Parallelism in Training
Distributing a large computation over multiple resources to speed up calculations is a long-standing focus of high performance computing (HPC). Within the realm of deep learning, accelerating the process of model training in particular can be important for very large models and/or datasets. For systems with multiple CPUs as well as multiple GPUs, training can in principle be distributed over both types of resources. For CPU nodes with multiple GPUs attached, such as is the case on the Frontera system at TACC, it might be sufficient to focus on distributing model training over multiple GPUs on a single CPU node, since they carry out the bulk of the heavy computations in software environments such as TensorFlow and PyTorch.
Distributed training primarily occurs in two main modes: data parallel and model parallel. For training focused on classifying large images, a more specific form of data parallelism
In data parallel training, a neural network model is replicated across multiple CPUs/GPUs nodes, with each node responsible for training on only part of the data (i.e., the data are distributed across nodes). Since each version of the model sees only a portion of the data, the parameter values they learn through training are likely to differ. Periodic communication between the processes running this model, therefore, is used to consistency of the parameters learned from each subset of the data. For example, the parameter values learned over each subset might be averaged, and then communicated back to each process.
In model parallel training, a neural network model itself is distributed across multiple CPUs/GPUs nodes, with each node responsible for holding only part of the network.

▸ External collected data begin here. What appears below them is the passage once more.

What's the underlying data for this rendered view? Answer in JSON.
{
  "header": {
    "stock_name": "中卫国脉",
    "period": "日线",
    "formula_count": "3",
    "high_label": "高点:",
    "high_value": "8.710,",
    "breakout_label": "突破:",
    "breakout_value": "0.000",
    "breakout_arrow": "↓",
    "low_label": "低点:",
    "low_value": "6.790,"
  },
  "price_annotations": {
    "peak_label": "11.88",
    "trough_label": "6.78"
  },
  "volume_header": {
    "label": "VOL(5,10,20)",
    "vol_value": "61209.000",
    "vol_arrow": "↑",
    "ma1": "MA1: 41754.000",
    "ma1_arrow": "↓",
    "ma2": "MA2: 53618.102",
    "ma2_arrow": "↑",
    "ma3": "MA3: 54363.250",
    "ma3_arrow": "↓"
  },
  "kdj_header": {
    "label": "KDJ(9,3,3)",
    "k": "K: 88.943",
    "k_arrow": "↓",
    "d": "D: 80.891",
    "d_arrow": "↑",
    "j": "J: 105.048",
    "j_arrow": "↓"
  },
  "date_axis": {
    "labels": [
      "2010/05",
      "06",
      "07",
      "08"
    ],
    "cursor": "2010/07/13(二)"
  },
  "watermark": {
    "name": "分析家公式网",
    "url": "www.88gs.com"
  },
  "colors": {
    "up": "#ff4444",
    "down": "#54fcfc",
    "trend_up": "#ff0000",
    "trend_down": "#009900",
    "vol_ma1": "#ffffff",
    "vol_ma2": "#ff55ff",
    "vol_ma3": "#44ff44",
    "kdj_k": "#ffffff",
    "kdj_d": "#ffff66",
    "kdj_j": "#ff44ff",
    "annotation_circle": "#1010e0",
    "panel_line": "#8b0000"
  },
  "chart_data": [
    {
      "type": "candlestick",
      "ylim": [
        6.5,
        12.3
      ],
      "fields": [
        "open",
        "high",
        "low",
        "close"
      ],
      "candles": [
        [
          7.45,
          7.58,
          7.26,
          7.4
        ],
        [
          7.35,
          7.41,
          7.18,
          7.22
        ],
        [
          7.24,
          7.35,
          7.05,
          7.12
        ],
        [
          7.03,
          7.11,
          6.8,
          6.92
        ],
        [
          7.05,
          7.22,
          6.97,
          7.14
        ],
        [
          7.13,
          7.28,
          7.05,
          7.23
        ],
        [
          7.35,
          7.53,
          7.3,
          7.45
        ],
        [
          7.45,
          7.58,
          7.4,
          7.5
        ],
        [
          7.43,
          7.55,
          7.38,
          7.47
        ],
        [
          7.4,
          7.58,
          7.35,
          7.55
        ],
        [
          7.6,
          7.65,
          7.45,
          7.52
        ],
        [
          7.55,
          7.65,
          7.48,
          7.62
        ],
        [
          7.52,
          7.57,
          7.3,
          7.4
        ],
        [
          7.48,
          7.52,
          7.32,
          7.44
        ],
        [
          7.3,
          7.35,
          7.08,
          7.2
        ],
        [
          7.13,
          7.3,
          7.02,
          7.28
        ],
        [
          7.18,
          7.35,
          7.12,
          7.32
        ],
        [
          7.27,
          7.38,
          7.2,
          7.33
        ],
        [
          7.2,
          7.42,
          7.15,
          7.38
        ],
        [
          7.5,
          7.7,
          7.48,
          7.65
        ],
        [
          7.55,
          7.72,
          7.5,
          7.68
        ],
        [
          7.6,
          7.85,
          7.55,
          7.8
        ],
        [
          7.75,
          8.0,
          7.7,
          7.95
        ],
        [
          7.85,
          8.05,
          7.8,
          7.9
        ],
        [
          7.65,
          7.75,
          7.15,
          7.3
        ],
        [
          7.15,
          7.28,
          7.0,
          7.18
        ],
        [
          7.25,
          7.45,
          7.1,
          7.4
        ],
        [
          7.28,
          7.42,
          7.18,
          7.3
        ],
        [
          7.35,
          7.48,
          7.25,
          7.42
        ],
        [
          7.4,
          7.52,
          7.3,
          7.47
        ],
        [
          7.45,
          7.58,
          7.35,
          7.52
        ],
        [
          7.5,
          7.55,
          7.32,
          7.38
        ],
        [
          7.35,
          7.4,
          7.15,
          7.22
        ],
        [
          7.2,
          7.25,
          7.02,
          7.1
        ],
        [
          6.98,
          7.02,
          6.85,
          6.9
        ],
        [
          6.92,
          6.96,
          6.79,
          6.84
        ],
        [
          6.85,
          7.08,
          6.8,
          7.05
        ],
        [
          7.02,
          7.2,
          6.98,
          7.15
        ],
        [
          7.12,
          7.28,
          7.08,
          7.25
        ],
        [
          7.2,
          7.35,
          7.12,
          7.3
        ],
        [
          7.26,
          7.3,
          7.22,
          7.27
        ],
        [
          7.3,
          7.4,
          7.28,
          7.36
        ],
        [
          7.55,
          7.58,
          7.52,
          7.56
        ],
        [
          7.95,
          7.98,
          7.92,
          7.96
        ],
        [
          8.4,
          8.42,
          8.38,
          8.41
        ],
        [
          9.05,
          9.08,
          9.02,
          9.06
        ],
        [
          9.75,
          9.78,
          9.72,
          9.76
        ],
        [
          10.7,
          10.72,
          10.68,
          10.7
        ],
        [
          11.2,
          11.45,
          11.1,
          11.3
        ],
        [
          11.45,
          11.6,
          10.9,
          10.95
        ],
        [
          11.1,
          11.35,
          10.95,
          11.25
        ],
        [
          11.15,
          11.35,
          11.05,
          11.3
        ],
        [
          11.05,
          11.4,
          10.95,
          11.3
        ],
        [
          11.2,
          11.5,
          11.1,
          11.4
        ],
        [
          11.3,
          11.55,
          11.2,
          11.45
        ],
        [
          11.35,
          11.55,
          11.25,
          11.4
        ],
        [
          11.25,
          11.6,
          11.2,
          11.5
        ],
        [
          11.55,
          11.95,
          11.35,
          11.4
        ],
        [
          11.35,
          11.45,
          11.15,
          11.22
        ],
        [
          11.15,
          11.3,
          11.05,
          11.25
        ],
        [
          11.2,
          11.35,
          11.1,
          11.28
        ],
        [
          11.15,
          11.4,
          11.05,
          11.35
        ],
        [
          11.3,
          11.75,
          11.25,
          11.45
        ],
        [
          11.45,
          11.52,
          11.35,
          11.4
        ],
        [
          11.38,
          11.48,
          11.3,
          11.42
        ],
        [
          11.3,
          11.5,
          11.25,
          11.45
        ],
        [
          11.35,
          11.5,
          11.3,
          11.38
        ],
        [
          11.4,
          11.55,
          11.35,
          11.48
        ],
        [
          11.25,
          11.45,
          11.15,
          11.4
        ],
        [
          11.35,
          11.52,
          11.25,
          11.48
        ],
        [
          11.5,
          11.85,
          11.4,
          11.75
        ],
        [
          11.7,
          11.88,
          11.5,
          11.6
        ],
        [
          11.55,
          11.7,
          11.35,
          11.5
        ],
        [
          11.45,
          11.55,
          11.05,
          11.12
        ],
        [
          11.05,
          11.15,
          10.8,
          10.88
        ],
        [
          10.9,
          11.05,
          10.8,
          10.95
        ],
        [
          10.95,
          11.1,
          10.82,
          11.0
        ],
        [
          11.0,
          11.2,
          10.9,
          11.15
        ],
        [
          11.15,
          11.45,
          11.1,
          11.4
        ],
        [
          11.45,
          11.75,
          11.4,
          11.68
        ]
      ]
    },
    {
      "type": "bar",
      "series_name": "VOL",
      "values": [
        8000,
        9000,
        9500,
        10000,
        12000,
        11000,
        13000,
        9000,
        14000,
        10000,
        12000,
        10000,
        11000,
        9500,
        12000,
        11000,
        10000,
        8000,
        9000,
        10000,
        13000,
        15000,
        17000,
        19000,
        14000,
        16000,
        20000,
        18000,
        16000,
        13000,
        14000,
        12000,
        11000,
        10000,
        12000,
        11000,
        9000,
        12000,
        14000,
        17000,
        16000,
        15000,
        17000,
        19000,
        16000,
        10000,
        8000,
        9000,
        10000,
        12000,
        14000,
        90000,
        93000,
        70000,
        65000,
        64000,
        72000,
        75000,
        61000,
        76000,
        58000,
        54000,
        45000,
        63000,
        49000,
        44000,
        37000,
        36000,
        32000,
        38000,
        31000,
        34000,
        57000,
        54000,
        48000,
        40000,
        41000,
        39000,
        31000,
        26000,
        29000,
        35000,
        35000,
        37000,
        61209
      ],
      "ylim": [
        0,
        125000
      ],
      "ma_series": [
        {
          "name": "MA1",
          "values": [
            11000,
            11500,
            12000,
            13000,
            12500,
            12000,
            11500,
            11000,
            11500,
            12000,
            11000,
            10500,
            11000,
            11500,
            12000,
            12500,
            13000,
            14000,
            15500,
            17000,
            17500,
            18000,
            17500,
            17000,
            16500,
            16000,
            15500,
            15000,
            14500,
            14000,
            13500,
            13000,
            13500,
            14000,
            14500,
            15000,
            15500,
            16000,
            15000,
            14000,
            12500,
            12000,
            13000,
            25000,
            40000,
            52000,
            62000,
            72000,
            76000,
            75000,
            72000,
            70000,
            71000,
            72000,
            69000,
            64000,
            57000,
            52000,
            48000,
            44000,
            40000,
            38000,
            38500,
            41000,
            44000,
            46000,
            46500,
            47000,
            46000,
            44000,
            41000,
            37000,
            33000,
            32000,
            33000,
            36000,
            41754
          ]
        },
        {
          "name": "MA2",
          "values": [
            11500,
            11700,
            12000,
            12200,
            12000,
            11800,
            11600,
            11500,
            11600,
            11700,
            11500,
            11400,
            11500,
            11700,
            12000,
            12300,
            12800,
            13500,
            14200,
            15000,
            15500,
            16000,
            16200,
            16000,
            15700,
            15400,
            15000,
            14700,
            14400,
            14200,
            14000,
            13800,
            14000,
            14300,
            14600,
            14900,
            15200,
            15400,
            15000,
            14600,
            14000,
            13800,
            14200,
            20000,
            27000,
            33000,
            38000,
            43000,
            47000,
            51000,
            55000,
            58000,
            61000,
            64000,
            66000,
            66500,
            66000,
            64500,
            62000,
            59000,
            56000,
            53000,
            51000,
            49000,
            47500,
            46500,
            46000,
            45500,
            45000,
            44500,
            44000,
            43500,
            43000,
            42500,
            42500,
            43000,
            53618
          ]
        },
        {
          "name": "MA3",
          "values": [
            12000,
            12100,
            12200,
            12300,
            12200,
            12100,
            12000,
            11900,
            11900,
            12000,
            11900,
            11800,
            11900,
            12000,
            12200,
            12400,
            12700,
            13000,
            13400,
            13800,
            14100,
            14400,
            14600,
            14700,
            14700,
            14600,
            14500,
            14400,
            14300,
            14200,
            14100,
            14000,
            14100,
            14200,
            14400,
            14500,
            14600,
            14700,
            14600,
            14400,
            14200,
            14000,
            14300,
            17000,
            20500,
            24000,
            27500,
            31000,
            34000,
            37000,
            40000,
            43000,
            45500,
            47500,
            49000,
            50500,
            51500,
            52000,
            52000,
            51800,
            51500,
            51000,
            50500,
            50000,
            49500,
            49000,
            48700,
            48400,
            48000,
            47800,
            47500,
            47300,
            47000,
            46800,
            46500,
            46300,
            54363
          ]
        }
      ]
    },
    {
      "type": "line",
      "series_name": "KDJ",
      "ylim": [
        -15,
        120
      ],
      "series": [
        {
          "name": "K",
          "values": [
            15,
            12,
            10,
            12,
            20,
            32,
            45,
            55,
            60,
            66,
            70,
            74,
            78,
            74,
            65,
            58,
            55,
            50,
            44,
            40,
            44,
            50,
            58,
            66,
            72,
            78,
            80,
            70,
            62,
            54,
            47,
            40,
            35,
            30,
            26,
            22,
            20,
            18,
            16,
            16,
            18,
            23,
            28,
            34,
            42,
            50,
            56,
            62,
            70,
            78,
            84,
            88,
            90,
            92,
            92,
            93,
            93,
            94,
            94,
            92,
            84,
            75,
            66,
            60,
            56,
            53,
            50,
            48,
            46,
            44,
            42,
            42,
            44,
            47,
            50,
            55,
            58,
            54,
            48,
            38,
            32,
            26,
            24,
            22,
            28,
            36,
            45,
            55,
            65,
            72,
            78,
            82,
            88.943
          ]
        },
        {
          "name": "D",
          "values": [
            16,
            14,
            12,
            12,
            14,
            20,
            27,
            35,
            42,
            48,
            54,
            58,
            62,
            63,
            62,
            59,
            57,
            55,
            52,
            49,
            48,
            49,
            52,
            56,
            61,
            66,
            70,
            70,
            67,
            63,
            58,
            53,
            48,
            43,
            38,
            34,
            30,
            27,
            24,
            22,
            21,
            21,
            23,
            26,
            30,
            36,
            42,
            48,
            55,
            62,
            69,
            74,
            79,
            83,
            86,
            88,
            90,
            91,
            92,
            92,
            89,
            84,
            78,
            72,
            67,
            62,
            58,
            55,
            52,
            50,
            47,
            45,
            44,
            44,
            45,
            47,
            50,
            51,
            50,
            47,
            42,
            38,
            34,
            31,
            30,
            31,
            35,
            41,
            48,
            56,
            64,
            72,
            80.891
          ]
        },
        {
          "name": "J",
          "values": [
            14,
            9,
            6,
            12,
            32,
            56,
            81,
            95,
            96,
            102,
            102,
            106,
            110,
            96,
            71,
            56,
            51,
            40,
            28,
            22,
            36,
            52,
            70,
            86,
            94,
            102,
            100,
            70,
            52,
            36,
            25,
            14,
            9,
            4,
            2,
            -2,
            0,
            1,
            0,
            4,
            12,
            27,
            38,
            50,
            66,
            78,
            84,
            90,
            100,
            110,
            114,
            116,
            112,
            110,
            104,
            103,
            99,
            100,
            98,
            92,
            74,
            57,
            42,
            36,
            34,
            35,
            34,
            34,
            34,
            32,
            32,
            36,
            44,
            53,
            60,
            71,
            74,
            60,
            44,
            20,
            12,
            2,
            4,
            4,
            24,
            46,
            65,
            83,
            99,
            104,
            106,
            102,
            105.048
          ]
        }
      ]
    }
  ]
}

This is typically done only if the model (i.e., the network and associated parameters) is so large that it does not fit in memory on a single node. The full model could be partitioned in different ways. For example, different processes might hold different layers of the neural network, or they might just hold portions of all the layers. Communication among the different sub-networks is necessary to enable the training of the entire model. Because model parallel training requires decomposing a complex structure like a neural network, it is generally more complicated to program than data parallel training, which typically involves just dividing up a dataset into pieces.

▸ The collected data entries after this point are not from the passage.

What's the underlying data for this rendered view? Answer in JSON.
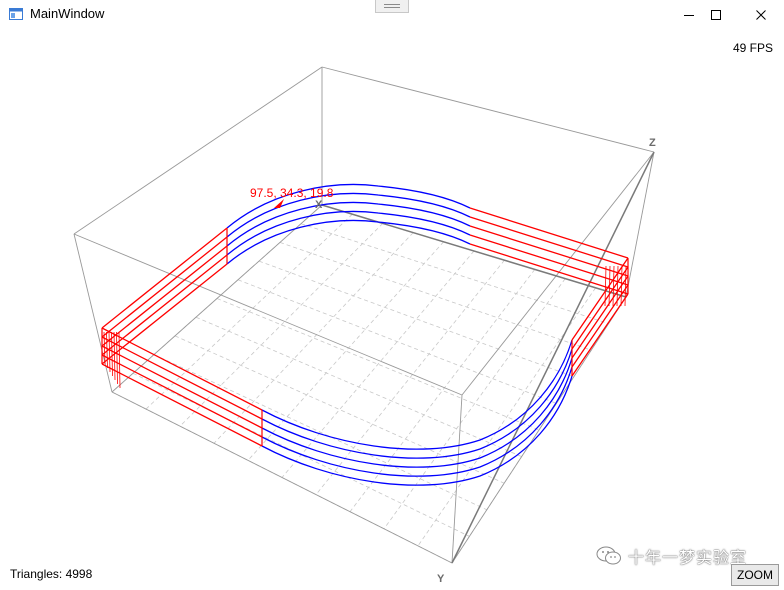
{
  "window": {
    "title": "MainWindow",
    "icons": {
      "app": "window-icon",
      "minimize": "minimize-icon",
      "maximize": "maximize-icon",
      "close": "close-icon"
    }
  },
  "overlay": {
    "fps": "49 FPS",
    "triangles": "Triangles: 4998",
    "zoom_label": "ZOOM",
    "watermark": "十年一梦实验室",
    "watermark_icon": "wechat-icon"
  },
  "plot": {
    "axis_labels": {
      "x": "X",
      "y": "Y",
      "z": "Z"
    },
    "cursor_readout": "97.5, 34.3, 19.8",
    "colors": {
      "straight_segments": "#ff0000",
      "curved_segments": "#0000ff",
      "box": "#999999",
      "grid": "#c8c8c8",
      "readout": "#ff0000",
      "axis_label": "#6b6b6b"
    }
  }
}
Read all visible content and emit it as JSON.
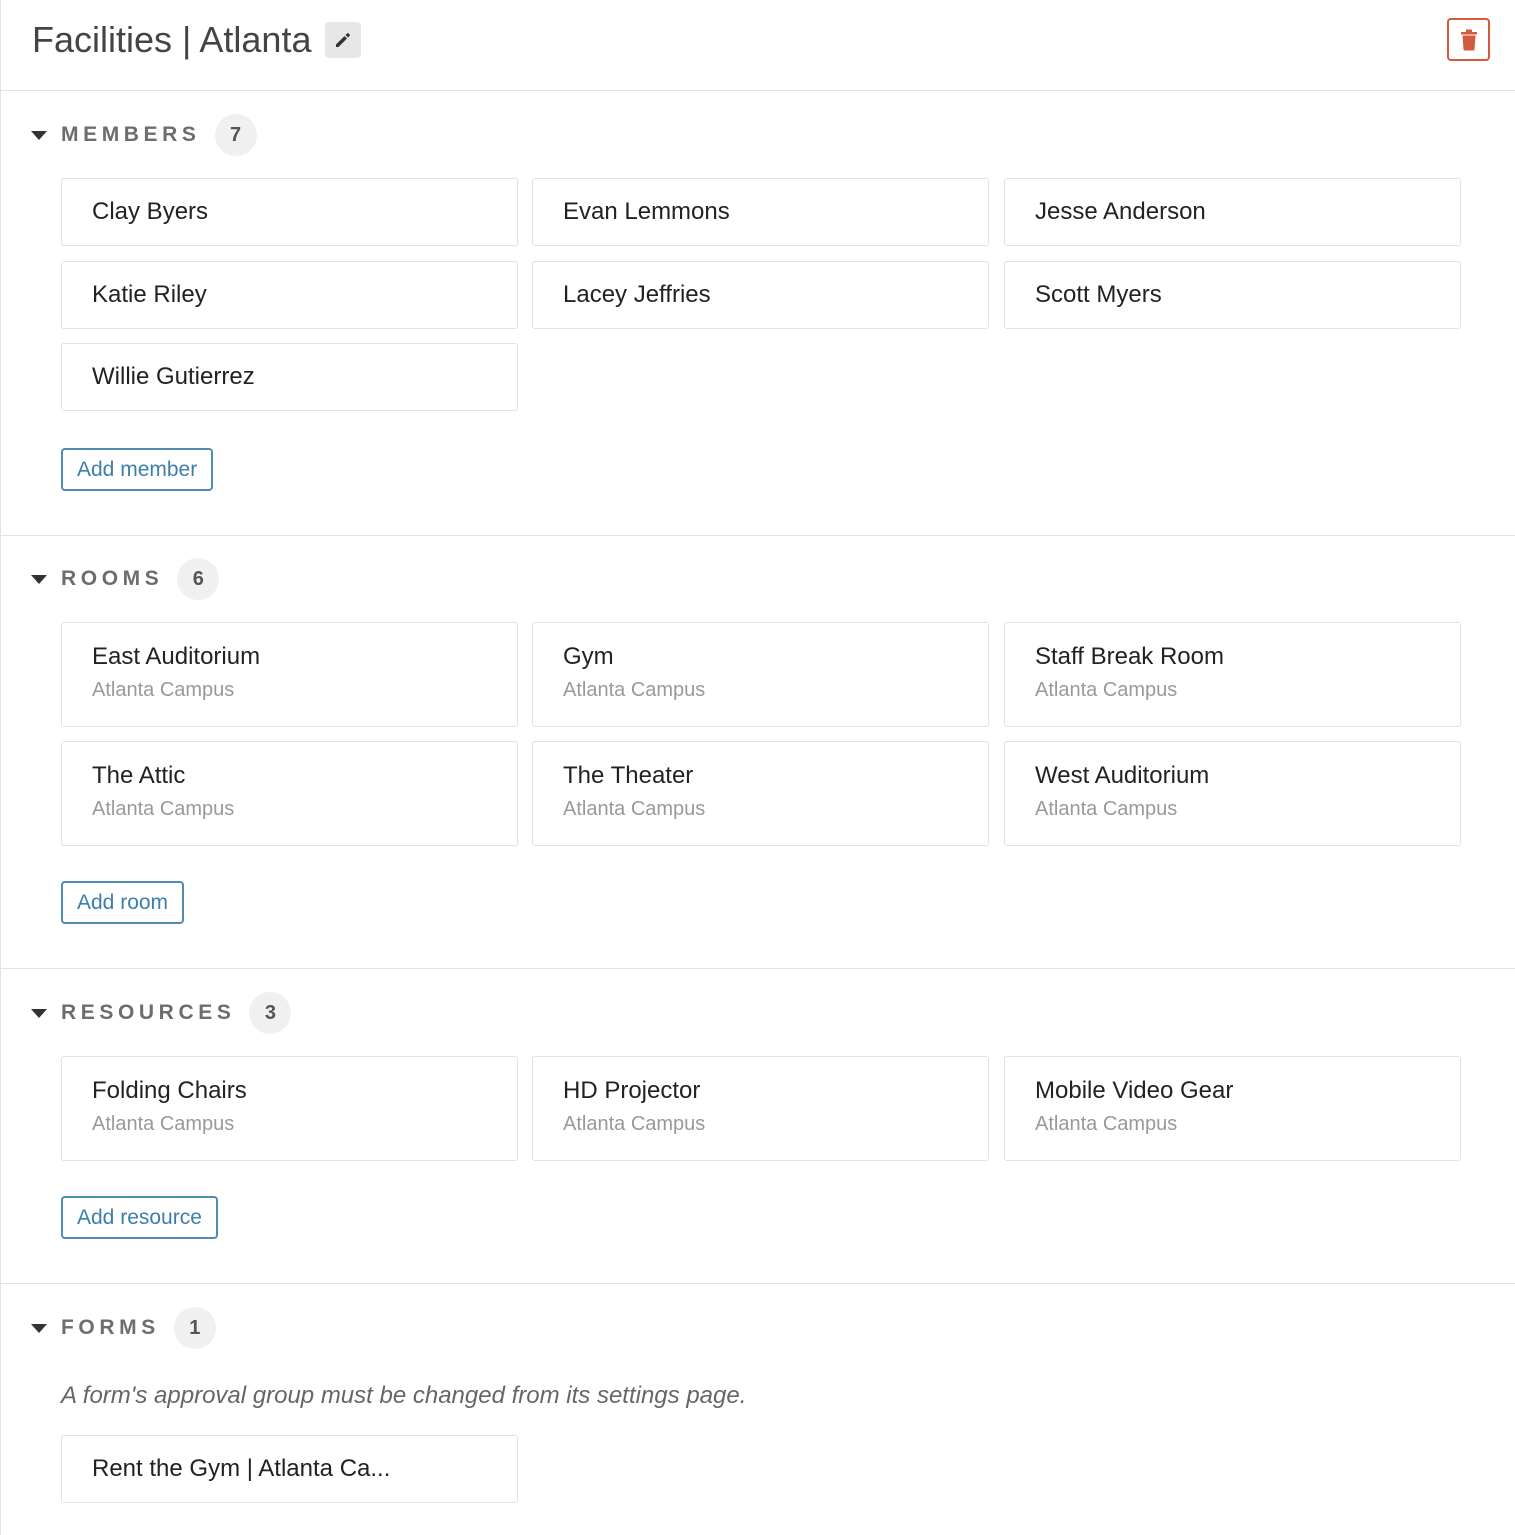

As with any form of distributed computation, many options exist on how precisely one chooses to distribute both data and computational elements across resources. Those seeking to squeeze optimal performance out of such codes for very large and computationally demanding problems might choose to explore a variety of such options. Variants and combinations of data- and model-parallel training exist, such as Fully Sharded Data Parallel (FSDP) training as recently supported within PyTorch.

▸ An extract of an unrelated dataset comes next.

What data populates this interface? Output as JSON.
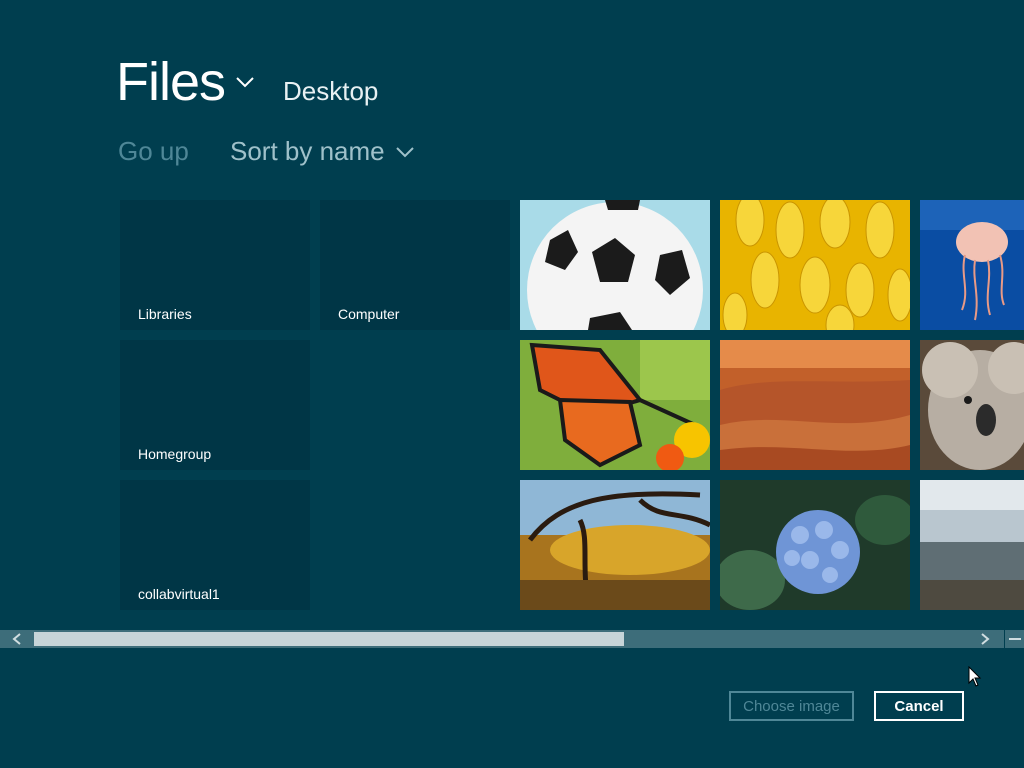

In the pages that follow, we will demonstrate the use of data parallel training within TensorFlow/Keras (using the tensorflow.distribute
submodule), within PyTorch (using the torch.distributed
submodule), and with Horovod, a framework for distributed training that works with multiple deep learning backends. For the sake of concreteness, we will consider the use of these only on the Frontera GPU nodes, and we will examine the use of Horovod only with the TensorFlow/Keras backend. But given the additional guidance in these pages, you should be able to customize your own workflows to other systems or backends as needed.